Condamné ce mois-ci par le TGI de Paris à ne plus proposer de liens de streaming gratuits vers les matchs de Ligue 1, le site espagnol Rojadirecta nous a signalé son intention de faire appel, et de ne rien changer à ses habitudes.

Malgré sa condamnation par le tribunal de grande instance de Paris à ne plus diffuser de liens permettant de voir la Ligue 1 gratuitement en streaming, le site de référence des liens pirates de retransmissions sportives n'entend pas plier sans combattre.
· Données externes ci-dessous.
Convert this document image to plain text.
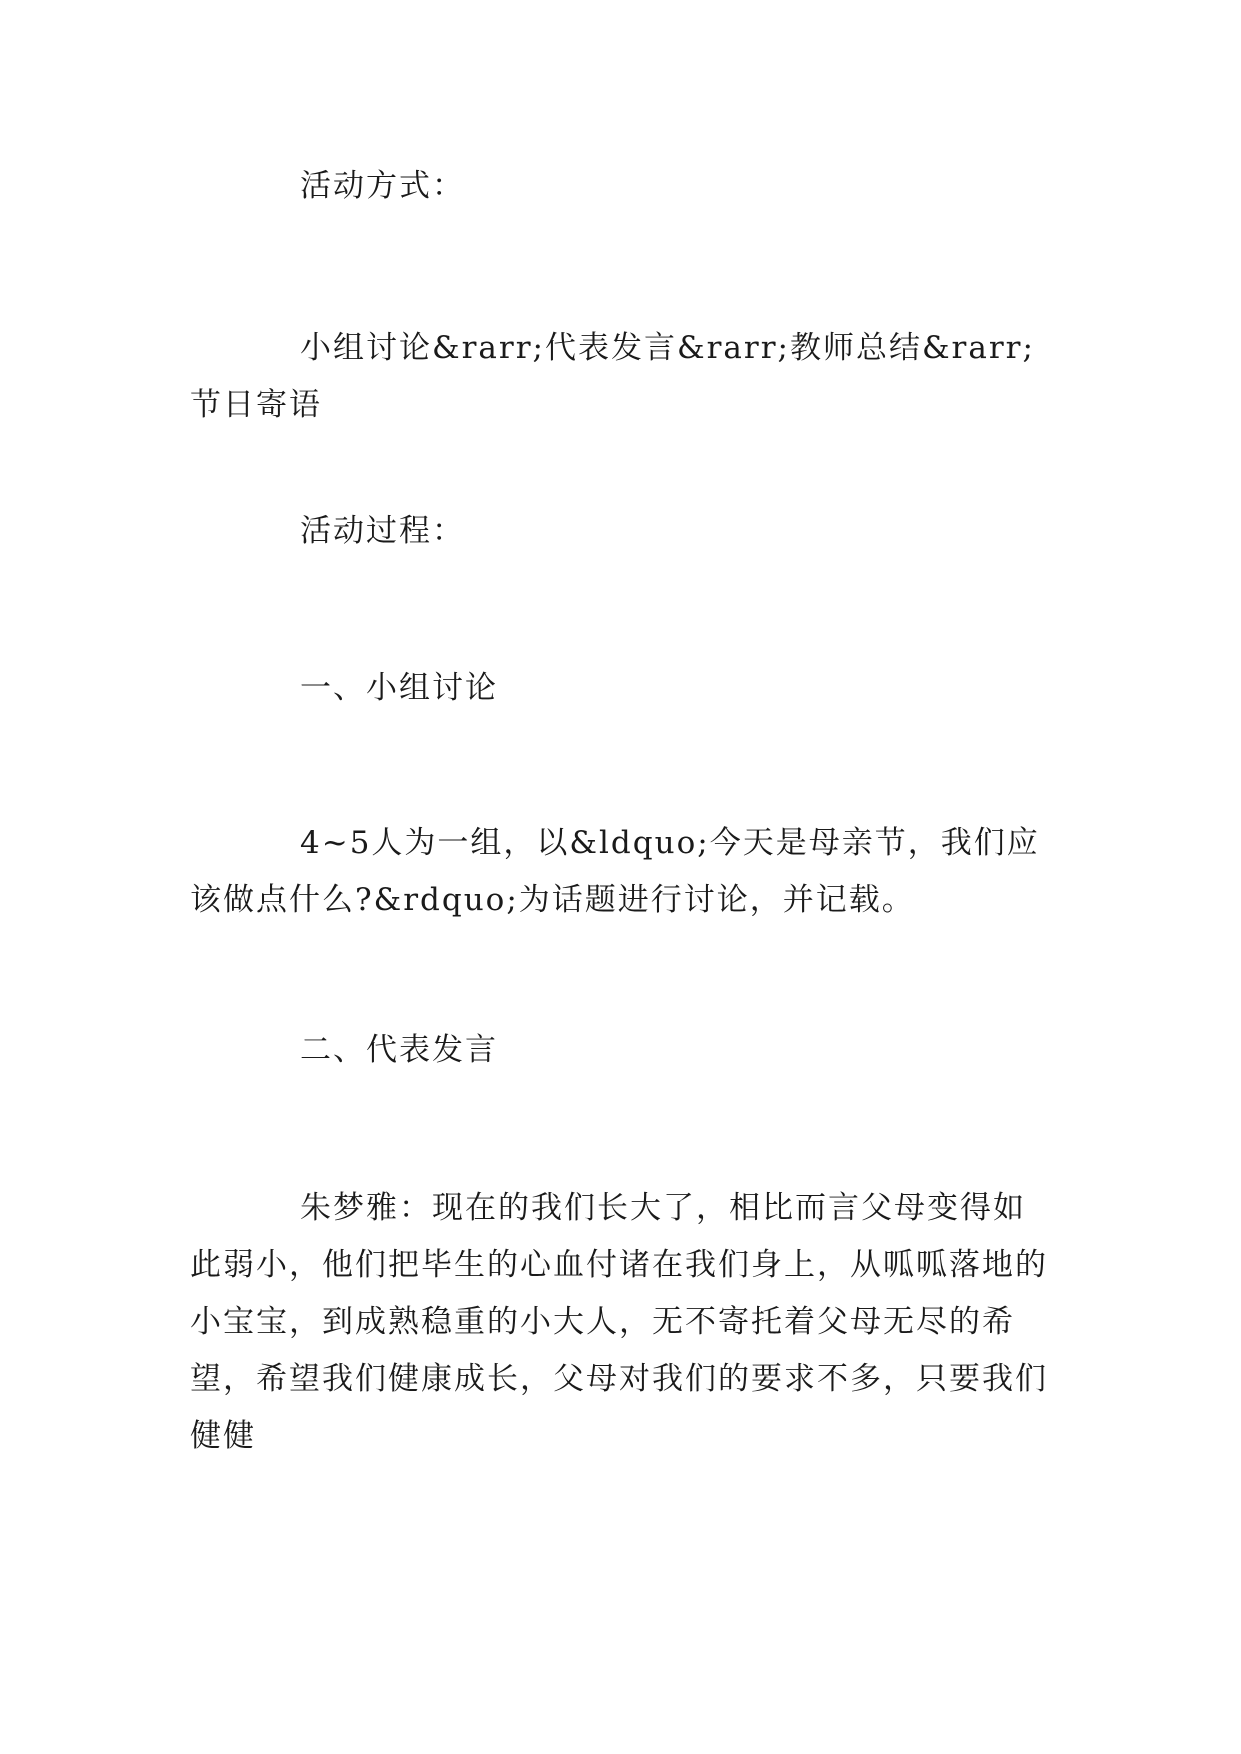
活动方式：

小组讨论&rarr;代表发言&rarr;教师总结&rarr;节日寄语

活动过程：

一、小组讨论

4~5人为一组，以&ldquo;今天是母亲节，我们应该做点什么?&rdquo;为话题进行讨论，并记载。

二、代表发言

朱梦雅：现在的我们长大了，相比而言父母变得如此弱小，他们把毕生的心血付诸在我们身上，从呱呱落地的小宝宝，到成熟稳重的小大人，无不寄托着父母无尽的希望，希望我们健康成长，父母对我们的要求不多，只要我们健健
Interrogé par Numerama, le site espagnol nous confirme qu'il fera appel de la décision française, par laquelle le TGI de Paris a dénié à Rojadirecta le statut de simple hébergeur, pour estimer qu'il était éditeur du service de streaming, et donc responsable pénalement de la nature des liens proposés.

Le tribunal a condamné le site à verser 100 000 euros de dommages et intérêts à la Ligue de Football Professionnel (LFP), à retirer tout lien vers les matchs de Ligue 1 ou de Ligue 2 sous astreinte de 5000 par jour et par lien, et à diffuser l'extrait de la condamnation sur sa page d'accueil.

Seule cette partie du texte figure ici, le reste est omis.